Semangkuk mie kocok biasanya berisi mie kuning, tauge dan kikil sapi kemudian disiram kuah kaldu sapi yang gurih.

Beberapa tempat menambahkan bakso, sumsum atau potongan kaki sapi sehingga porsinya semakin mengenyangkan.

Ciri Khas:
Mie kuning, kikil, tauge dan kuah kaldu sapi.

Cocok untuk:
Makan siang dan makan malam.

4. Cuanki

Cuanki merupakan makanan berkuah yang sangat cocok dengan udara Bandung.

Isiannya dapat berupa bakso, tahu, siomay dan cuanki goreng kemudian disiram menggunakan kuah gurih yang disajikan panas.

Sekarang pilihan cuanki di Bandung semakin beragam, mulai dari cuanki klasik hingga cuanki dengan tambahan sambal dan berbagai topping.

Ciri Khas:
Kuah hangat dengan bakso, tahu, siomay dan gorengan.

Cocok untuk:
Kuliner sore dan malam.

5. Surabi Bandung

Surabi merupakan jajanan tradisional yang dibuat menggunakan adonan tepung beras dan santan kemudian dimasak menggunakan cetakan.

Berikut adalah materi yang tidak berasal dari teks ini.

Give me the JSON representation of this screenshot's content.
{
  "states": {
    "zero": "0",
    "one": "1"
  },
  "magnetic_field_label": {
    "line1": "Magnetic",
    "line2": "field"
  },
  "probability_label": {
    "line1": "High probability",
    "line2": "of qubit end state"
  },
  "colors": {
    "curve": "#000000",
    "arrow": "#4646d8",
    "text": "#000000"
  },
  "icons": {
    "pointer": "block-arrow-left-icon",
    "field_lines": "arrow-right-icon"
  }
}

Versi tradisional biasanya mempunyai rasa sederhana dengan tambahan oncom atau kinca.

Sekarang surabi berkembang dengan topping lebih modern seperti keju, cokelat, durian, susu hingga berbagai kombinasi manis.

Ciri Khas:
Tekstur lembut dengan aroma khas dari proses pemanggangan.

6. Peuyeum Bandung

Jika mencari oleh-oleh yang benar-benar identik dengan Bandung, peuyeum menjadi salah satu jawabannya.

Peuyeum merupakan singkong yang difermentasi sehingga mempunyai tekstur lembut serta rasa manis dengan sedikit karakter fermentasi.

Peuyeum bisa dimakan langsung atau diolah kembali menjadi berbagai makanan.

Bahan Utama:
Singkong fermentasi.

Cocok untuk:
Oleh-oleh khas Bandung.

7. Colenak

Nama colenak dikenal dari ungkapan Sunda dicocol enak.

Makanan ini menggunakan peuyeum yang dibakar kemudian disajikan bersama saus gula merah dan kelapa.

Rasa manis gula merah berpadu dengan aroma khas peuyeum bakar membuatnya berbeda dari jajanan Bandung lainnya.

Bahan Utama:
Peuyeum, gula merah dan kelapa.

8. Combro

Combro merupakan jajanan tradisional Sunda berbahan dasar singkong parut.

Bagian dalamnya biasanya diisi oncom berbumbu kemudian digoreng hingga bagian luarnya matang.

Nama combro sendiri sangat erat dengan istilah Sunda yang merujuk pada oncom di jero atau oncom di dalam.

Ciri Khas:
Singkong gurih dengan isian oncom.

9. Misro

Kalau combro cenderung gurih dan pedas, misro menawarkan rasa manis.

Bagian luarnya juga menggunakan singkong parut, tetapi bagian tengahnya diisi gula merah.

Ketika masih hangat, gula merah di dalamnya terasa meleleh.

Ciri Khas:
Singkong dengan isian gula merah.

10. Bandros

Bandros merupakan jajanan tradisional yang dibuat dari campuran tepung beras, santan dan kelapa parut.

Makanan ini dimasak menggunakan cetakan khusus sehingga mempunyai bentuk memanjang.

Bandros tradisional biasanya dinikmati dengan taburan gula.

Ciri Khas:
Gurih dari santan dan kelapa dengan tambahan rasa manis.

11. Karedok

Karedok cocok untuk pencinta makanan berbahan sayuran.

Berbeda dengan lotek, sayuran pada karedok biasanya disajikan mentah kemudian dicampur dengan bumbu kacang yang mempunyai aroma kencur.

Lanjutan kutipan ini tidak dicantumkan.